BPC faces an uphill task to win spud levy increase
By Andrew Blake
THE British Potato Council looks set for an uphill struggle persuading growers that a 9.5% levy rise (Arable Oct 12) is justified.
Describing the BPC proposal as scandalous Cheshire FW Farmer Focus writer Ian Crawford believes much more should go on promoting potatoes. "Advertising pays hands down. R & D is a complete waste of money."
The rise will go down like a lead balloon, adds former BPC member Richard Solari from Shropshire. Moving to a tonnage based levy would work better, he says. Without it continuing rises in yield and a static market mean the area is bound to decline and shrink the levy pot.
Roger Blyth, manager of Farmcares East Yorks operation at Swinefleet wants more practical advice before levy rates rise. He liked the BPC Potato Demonstration, but feels growers have to dig too hard for practical guidance.
"I want to see a fair bit more activity before they charge any more. We are already paying £14/acre and I think it ought to be more proactive." But he does not want the BPC to go. "We do not want a free-for-all."
Norfolk-based FW barometer grower Stuart Knight does not begrudge paying the current levy, but stresses the need for value for money. "With farming in such dire circumstances, if anything I would like to see the levy cut." Variety testing is a particular waste, he feels. "A lot is spent on it, but very few new varieties come through, unlike wheat. A 9%rise is too big."

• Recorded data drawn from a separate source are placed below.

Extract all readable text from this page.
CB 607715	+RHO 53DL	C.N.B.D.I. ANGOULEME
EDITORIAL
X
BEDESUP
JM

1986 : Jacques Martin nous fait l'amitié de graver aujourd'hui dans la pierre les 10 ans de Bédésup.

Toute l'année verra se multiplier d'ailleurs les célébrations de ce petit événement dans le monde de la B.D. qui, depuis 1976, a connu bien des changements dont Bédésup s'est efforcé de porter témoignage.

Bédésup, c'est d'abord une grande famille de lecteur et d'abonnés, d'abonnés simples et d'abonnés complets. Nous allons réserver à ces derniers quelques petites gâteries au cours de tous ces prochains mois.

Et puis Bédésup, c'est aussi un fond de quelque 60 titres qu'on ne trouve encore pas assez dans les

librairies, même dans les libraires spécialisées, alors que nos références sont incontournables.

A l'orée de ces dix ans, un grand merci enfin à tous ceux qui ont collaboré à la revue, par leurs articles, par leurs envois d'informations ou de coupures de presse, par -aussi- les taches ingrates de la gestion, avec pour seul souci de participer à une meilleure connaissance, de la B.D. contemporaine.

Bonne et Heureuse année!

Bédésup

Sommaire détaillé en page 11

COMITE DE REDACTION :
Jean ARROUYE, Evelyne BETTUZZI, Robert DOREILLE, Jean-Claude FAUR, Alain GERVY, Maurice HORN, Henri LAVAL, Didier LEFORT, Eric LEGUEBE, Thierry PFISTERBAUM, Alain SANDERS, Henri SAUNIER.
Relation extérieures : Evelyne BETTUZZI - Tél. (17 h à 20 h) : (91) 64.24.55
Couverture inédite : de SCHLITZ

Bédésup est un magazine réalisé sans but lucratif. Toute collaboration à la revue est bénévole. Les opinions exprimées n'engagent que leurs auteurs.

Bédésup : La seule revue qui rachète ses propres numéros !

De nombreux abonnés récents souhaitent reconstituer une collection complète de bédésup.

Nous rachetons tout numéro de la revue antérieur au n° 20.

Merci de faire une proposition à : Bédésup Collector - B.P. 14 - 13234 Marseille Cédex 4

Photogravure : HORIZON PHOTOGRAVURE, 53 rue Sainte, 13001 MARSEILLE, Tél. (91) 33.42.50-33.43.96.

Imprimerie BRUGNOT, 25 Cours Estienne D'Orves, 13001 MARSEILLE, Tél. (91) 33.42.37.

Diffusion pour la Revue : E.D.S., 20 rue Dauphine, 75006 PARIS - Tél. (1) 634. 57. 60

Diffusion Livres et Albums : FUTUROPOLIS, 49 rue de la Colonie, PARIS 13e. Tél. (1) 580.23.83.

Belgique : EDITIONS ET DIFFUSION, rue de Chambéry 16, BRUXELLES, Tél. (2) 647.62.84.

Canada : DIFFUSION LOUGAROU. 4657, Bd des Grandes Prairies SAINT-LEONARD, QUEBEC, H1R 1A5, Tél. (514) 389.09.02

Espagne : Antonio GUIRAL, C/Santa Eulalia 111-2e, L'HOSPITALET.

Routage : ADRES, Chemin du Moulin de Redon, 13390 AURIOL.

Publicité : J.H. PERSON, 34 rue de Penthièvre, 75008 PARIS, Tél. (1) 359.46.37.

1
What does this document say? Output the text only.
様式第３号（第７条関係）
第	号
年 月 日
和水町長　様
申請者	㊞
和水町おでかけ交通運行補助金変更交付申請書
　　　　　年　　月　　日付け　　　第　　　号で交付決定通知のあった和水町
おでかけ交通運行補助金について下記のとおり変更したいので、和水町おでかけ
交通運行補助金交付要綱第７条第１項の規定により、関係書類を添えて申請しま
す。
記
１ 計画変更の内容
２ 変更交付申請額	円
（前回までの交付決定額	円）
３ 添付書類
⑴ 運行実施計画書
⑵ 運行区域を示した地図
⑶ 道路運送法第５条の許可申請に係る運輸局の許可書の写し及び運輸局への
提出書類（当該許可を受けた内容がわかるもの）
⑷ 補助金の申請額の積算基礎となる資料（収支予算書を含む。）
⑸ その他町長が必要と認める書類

The NFU is to discuss the BPC proposal on Nov 6, says Glos seed grower and potato committee chairman, Graham Nichol. He dismisses a total tonnage levy as too unpredictable.
Fellow committee member Robert Burrill, a pre-pack grower in N Lincs says the BPC does a good job. "I certainly get value for money from its price reports. If we did not have it it would leave the industry without the essential structure needed to give a bit of leverage with politicians."
A levy rise would be more acceptable if extra spending were focused on increasingly isolated processing growers, he believes. *
BPC LEVY REACTIONS
• 9% increase too steep.
• More practical help wanted.
• NFU working group.
• Tonnage levy unlikely.
Potato growers are ahead with harvest but finding the BPCs proposed levy hike hard to swallow. Nearly half the UK crop was lifted by the weekend; little more than a third was out of the ground by the same time last year.